Musikalisch entstand die einzigartig rohe Energie der Komplizen der Spielregeln bislang zu einem gehörigen Teil aus Reibung. Aus atmosphärisch reizenden Kontrasten zwischen Sound, Beats und Texten. Auf »Workout« zeigt sich dieser Ansatz weiterhin, er wurde aber verfeinert und auf ein neues Niveau gehoben. „Wir haben viel Zeit damit verbracht, Sounds auszuformulieren und zu platzieren“, bestätigt Volker, Gitarrist der Band und für die Computerbasteleien an den Arrangements zuständig. „Wir wollten die Songs aufs Wesentliche konzentrieren. Wir hatten noch nie so klare Strophen und Refrains wie auf diesem Album.“
Für diese Entwicklung der Band ist das Stück »Trigger« ein gutes Beispiel. „So einen Song, so einen Refrain hätten wir uns früher nicht getraut“, sagt Volker. „Tobias musste ziemlich schwitzen, als er den Text für das Stück schrieb. Aber letztendlich ist das ein ausdrucksstarker 1980er-Jahre-Popsong geworden. So harmonisch und groß, dass er uns selbst ein wenig unheimlich wurde.“ In der Tat ist das Stück ein großer Wurf, der eine völlig neue kreative Facette der Band offenbart.
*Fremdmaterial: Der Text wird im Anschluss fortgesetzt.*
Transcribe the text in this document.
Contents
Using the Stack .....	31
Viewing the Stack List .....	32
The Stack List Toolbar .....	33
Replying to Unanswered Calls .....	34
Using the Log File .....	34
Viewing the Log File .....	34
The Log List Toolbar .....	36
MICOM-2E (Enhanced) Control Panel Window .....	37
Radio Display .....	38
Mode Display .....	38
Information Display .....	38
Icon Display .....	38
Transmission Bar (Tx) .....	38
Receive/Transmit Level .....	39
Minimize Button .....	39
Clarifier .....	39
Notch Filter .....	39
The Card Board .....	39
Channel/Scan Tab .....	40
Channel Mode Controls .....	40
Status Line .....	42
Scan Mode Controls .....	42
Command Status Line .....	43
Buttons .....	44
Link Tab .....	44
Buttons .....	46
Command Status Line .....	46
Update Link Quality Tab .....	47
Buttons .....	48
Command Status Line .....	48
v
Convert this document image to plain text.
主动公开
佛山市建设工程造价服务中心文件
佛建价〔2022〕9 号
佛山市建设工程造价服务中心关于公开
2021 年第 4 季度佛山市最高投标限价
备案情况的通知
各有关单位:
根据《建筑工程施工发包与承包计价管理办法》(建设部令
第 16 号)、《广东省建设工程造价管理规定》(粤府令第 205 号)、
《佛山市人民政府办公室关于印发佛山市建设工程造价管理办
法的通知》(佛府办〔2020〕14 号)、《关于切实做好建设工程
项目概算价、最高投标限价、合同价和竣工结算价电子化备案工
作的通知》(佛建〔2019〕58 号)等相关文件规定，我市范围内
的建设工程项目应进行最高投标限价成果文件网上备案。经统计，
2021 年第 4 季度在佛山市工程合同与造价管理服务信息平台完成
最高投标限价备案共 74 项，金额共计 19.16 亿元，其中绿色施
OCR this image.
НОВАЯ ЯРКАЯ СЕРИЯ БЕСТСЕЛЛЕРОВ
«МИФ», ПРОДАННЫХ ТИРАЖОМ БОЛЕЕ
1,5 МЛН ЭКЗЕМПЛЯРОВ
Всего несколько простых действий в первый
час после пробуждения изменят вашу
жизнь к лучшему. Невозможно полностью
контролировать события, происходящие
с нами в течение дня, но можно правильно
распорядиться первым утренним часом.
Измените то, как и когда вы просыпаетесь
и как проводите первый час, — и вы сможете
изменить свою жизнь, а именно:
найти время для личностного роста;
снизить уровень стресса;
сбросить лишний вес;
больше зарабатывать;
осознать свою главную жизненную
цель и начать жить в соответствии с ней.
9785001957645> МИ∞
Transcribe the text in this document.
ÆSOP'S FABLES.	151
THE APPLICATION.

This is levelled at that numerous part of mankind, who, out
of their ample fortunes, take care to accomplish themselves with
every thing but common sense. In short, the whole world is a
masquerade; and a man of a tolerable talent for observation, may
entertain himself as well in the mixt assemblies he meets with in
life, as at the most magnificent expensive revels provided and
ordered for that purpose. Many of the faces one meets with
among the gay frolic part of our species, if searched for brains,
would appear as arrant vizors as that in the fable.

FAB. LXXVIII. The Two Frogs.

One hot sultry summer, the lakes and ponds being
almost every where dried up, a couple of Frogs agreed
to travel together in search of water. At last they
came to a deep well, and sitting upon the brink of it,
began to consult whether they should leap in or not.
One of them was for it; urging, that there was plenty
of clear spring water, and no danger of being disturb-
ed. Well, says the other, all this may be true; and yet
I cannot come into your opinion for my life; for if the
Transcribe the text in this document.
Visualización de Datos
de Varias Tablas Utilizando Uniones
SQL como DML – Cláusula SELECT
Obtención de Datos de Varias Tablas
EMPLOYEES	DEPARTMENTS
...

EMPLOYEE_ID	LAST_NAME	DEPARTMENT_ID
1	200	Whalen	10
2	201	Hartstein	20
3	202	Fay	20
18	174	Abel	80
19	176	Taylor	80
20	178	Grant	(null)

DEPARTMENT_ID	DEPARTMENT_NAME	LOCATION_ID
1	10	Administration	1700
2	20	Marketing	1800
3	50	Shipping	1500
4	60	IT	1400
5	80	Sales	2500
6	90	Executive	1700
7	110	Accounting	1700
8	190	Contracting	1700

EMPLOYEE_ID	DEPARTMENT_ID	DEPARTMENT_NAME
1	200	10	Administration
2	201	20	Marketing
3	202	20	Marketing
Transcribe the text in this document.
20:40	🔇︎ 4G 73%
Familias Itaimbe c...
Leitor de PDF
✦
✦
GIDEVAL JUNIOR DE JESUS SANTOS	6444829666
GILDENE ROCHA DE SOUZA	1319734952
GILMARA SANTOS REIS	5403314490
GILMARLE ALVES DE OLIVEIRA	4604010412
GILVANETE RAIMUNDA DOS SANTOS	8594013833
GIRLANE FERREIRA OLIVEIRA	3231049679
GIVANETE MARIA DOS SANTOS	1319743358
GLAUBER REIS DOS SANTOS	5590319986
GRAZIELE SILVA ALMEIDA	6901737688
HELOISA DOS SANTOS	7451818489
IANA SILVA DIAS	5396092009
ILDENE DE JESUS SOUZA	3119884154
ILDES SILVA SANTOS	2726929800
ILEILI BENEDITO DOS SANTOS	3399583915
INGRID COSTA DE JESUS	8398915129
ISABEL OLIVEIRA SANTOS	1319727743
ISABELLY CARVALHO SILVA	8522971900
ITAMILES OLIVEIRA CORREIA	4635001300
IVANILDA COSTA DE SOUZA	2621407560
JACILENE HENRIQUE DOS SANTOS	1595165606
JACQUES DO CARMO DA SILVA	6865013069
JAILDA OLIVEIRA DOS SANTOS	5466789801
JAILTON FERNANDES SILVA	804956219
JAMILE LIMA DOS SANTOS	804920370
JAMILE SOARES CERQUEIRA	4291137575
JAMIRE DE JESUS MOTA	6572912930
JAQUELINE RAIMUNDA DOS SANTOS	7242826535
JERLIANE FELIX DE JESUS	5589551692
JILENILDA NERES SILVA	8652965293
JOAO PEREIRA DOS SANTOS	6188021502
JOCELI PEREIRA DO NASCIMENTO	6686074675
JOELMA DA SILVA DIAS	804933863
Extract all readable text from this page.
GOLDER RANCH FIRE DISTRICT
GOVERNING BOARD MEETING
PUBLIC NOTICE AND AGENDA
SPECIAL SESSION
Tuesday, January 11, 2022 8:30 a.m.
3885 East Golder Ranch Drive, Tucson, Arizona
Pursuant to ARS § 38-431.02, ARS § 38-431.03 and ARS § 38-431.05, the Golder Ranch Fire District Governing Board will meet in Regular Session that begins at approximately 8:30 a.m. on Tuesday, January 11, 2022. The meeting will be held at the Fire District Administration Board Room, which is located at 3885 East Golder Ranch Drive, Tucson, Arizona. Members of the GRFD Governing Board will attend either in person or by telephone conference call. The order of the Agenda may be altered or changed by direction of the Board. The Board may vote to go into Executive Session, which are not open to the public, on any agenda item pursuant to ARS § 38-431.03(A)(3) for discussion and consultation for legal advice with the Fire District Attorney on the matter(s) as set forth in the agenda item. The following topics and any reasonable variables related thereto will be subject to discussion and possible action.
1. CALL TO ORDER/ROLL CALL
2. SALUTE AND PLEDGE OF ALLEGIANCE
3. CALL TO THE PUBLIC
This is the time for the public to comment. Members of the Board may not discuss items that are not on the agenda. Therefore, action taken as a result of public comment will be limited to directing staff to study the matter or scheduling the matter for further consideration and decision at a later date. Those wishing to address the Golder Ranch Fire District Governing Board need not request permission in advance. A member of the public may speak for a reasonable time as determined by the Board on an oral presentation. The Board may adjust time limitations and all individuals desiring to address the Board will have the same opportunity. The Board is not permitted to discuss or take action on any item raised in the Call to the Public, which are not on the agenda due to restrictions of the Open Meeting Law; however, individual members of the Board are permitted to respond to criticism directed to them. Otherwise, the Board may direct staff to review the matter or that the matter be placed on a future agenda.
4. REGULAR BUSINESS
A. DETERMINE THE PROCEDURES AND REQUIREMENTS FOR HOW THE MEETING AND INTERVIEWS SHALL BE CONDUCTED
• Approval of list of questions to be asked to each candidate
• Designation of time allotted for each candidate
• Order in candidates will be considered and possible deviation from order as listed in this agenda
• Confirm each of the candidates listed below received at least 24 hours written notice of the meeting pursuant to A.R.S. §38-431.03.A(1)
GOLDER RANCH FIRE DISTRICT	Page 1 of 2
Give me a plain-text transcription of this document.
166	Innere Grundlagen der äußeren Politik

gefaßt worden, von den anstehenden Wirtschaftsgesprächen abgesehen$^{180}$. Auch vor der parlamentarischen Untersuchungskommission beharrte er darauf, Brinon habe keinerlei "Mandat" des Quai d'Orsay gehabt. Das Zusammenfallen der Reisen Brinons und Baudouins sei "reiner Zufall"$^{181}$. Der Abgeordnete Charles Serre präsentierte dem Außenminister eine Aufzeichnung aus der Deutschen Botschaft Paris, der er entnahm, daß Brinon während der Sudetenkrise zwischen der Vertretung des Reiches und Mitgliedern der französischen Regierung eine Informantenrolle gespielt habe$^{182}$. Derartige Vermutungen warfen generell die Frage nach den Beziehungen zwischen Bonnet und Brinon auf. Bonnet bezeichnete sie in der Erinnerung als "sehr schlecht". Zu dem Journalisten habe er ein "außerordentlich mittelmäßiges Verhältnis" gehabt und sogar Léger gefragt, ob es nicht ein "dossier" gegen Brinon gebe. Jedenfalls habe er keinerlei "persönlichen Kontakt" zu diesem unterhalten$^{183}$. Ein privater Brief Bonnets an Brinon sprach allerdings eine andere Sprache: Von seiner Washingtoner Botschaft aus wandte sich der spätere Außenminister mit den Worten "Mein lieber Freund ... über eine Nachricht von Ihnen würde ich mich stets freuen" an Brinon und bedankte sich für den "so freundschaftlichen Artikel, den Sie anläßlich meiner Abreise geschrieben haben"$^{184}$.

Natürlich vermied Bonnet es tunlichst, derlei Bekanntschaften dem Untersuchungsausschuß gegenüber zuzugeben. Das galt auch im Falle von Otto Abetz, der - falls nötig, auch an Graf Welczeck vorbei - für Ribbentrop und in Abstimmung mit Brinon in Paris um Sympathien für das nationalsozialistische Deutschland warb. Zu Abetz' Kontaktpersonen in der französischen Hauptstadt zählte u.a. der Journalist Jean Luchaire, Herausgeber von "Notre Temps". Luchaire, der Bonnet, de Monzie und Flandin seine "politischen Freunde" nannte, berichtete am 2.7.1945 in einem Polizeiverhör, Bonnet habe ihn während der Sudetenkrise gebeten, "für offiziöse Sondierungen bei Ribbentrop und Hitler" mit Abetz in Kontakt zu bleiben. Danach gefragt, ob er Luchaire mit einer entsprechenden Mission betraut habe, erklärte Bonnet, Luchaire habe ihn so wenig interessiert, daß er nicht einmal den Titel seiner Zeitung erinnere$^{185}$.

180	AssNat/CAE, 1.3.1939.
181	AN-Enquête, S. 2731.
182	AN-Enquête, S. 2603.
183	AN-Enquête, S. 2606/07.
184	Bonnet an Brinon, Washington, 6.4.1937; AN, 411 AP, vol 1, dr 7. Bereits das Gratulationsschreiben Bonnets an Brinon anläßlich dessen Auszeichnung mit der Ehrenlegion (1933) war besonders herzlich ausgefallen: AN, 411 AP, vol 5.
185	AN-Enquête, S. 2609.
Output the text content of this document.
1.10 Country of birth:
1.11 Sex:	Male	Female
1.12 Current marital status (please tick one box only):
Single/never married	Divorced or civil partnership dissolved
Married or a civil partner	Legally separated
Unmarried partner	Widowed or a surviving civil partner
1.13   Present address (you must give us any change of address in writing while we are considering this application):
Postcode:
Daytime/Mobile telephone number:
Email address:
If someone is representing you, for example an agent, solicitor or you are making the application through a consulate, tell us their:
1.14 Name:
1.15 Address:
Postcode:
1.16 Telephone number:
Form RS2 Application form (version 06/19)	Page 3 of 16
Der Opener »Kaviar« offenbart mit reizenden Kontrasten zwischen gemächlich rollenden Beats, einem klaren Refrain und japanischem Rap den neuen Weg der Band, während »Ein Klassiker« als vermeintlicher Hit des Albums die trocken rockende Verbindung zwischen früher und heute herstellt. „Das sind Songs, die uns sehr berühren. Und Berührung ist etwas, das mit unserer Musik bislang eigentlich nichts zu tun hatte“, schmunzelt Tobias.
Natürlich wird trotz aller neugewonnen Klarheit auch »Workout« für Aufregung sorgen, vielleicht sogar für Irritationen. Das soll so sein, das scheint in der DNA der Komplizen der Spielregeln so vorgegeben. Gleichzeitig ist dieses Album so überzeugend gut, dass allen trotz neuerlicher fragender Blicke klar wird:
Die meinen das ernst. Das ist Kunst, die hart erarbeitet und abgewogen wurde.
»Workout« zeigt, was Pop noch alles (sein) kann.